Exercise Induced Headache (EIH): What You Need to Know

This is an important PSA about a health issue that could affect anyone while working out: it’s known as an Exercise Induced Headache, or EIH. If you ever feel yourself developing a headache while working out, stop the exercise immediately. Relax for a few minutes while closing your eyes and breathing deeply, and wait for the feeling to pass. Then, if you can no longer sense any trace of the headache, continue. If, however, you still feel even a slight head pain, then do not finish the workout. Take a few days off before attempting to train again. If you attempt to work through this head pain, it may develop into an exercise induced headache. An exercise induced headache can be twice as severe as a migraine, and can last anywhere from a few days to two weeks. Once you get an exercise induced headache, it becomes prone to reoccurrence.

Recognizing an Exercise Induced Headache

According to “Super Slow, the Ultimate Exercise Protocol” by Ken Hutchins, “The hallmark of EIH is its sudden onset. As many clients have described, it begins as a dull, low-intensity head pain. This pain appears to arise from the back of the head during an exercise. The subject continue the exercise with the mistaken belief that ‘I can work through this pain. It is a minor aggravation that I can ignore.’ Within moments, probably during the next repetition, this pain rapidly intensifies and radiates over the top of the skull and into the orbit of one or both eyes. It is severely painful, and seems to cause squinting with the sensation of impending impaired vision. And as one subject alluded: ‘it feels as though an axe head pierced through the top of my skull’. Often, this pain does not subside, even with cessation of the exercise, although continuance of the exercise — or any exercise for that matter — worsens the accompanying throbbing.

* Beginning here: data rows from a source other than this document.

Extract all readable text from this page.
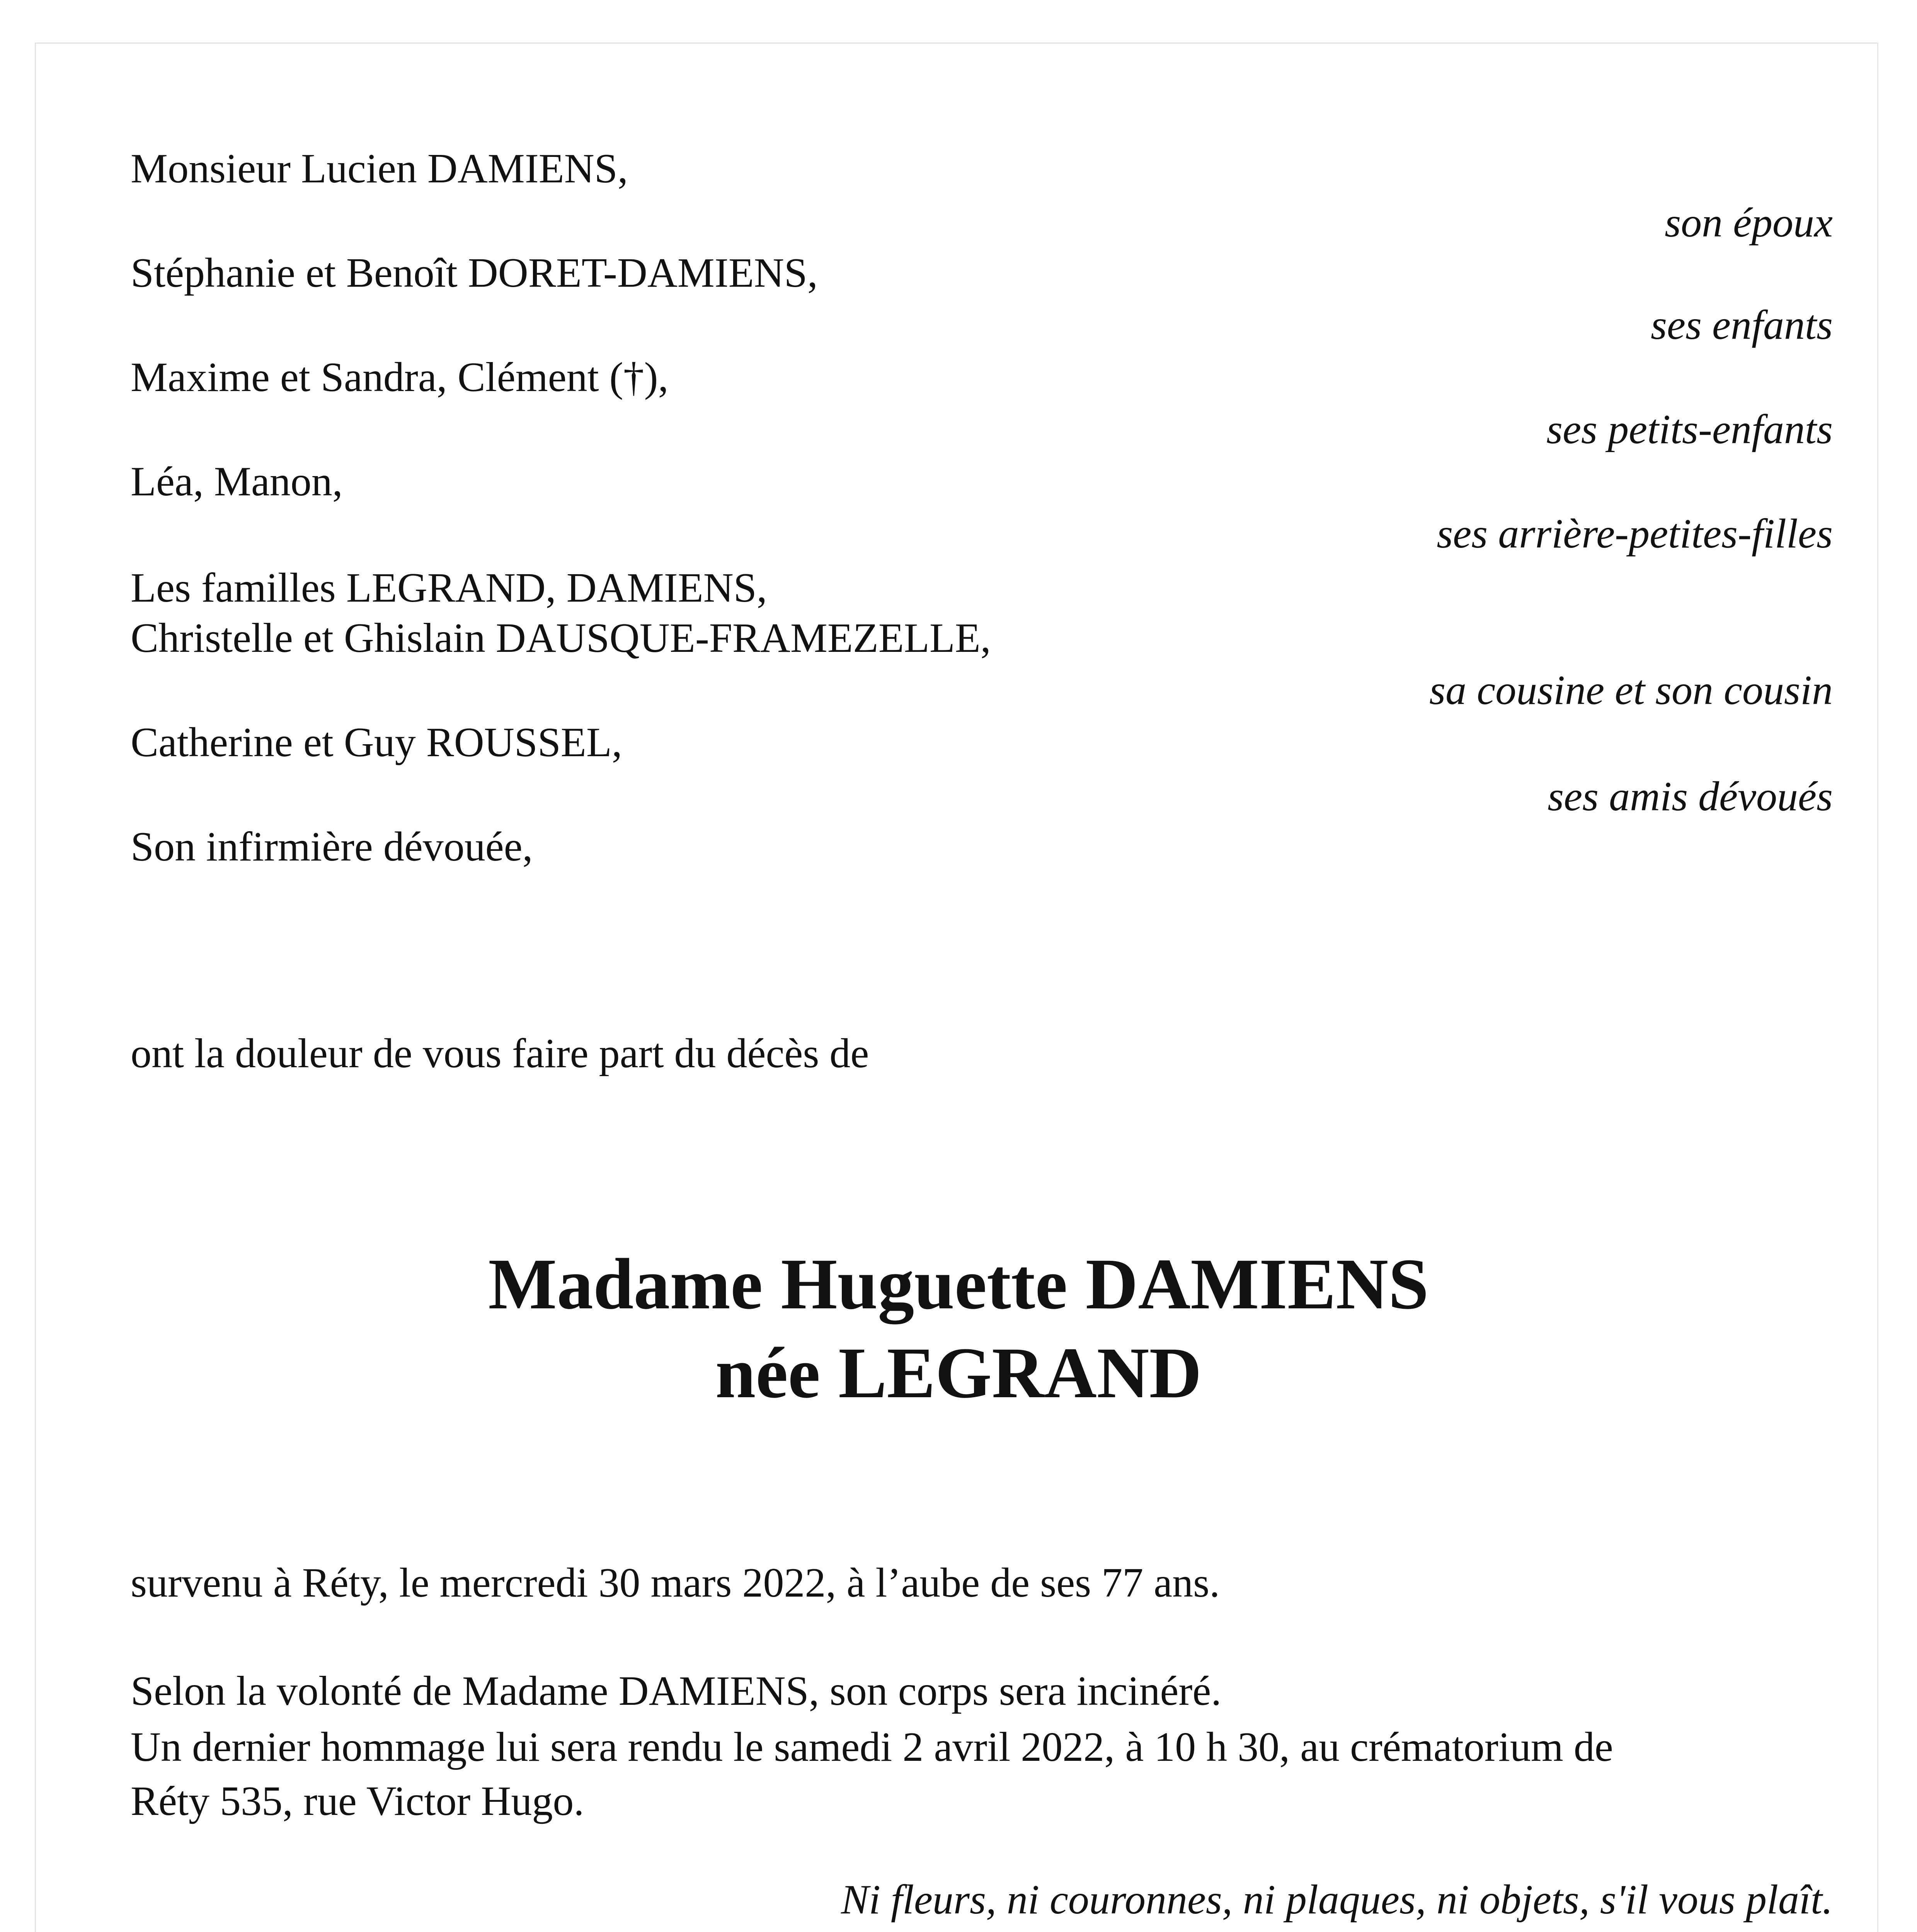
Monsieur Lucien DAMIENS,
son époux
Stéphanie et Benoît DORET-DAMIENS,
ses enfants
Maxime et Sandra, Clément (†),
ses petits-enfants
Léa, Manon,
ses arrière-petites-filles
Les familles LEGRAND, DAMIENS,
Christelle et Ghislain DAUSQUE-FRAMEZELLE,
sa cousine et son cousin
Catherine et Guy ROUSSEL,
ses amis dévoués
Son infirmière dévouée,
ont la douleur de vous faire part du décès de
Madame Huguette DAMIENS
née LEGRAND
survenu à Réty, le mercredi 30 mars 2022, à l’aube de ses 77 ans.
Selon la volonté de Madame DAMIENS, son corps sera incinéré.
Un dernier hommage lui sera rendu le samedi 2 avril 2022, à 10 h 30, au crématorium de
Réty 535, rue Victor Hugo.
Ni fleurs, ni couronnes, ni plaques, ni objets, s'il vous plaît.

The condition usually debilitates the subject until the following day, although it sometimes continues for as long as two weeks.”

Causes of an Exercise Induced Headache

It is not yet completely understood what causes an exercise induced headache, but we have some theories. According to the article “Avoiding Exercise Induced Headaches (EIH)” by Andrew Baye, “It was previously believed that EIH was related to tension in the muscles of the neck, similar to tension headaches, and was often addressed by performing a neck extension and/or flexion exercise at the beginning of the workout, to produce fatigue induced relaxation of the neck muscles. This was done to minimize tension in the neck muscles during the more intense exercises involving greater body masses, such as the leg press. Recent observations by Doug McGuff, MD suggest that EIH may be caused by stretching of the dura mater (outermost of the three membranes covering the brain and spinal cord) as a result of increased BP in the cerebral veins caused by retrograde venous flow towards the brain. The onset of EIH is usually experienced during intense exercises for the legs, hips, and trunk, during which there is a large amount of venous congestion in the pelvis and abdomen.”

Preventing an Exercise Induced Headache

Although we do not completely understand what causes an EIH and therefore cannot guarantee a way to prevent it, there are several steps that one can take to make it less likely to occur. And, of course, the last line of defense is always to cease exercise the moment you feel any head pain. To lower your risk of occurring an EIH, always observe proper form on your exercises, especially during the leg press and other high-load exercises, where EIH seems to be more common. Excessively gripping, grimacing, gritting your teeth, Val Salva, and neck tension appear to contribute to the onset of an EIH. Keep in mind that an EIH can still occur even when observing perfect form, so be sure to watch out for any sign of head pain while working out.

Talk to your personal trainer about EIH, and always inform your trainer if you have a headache before exercise starts or if you experience head pain while working out.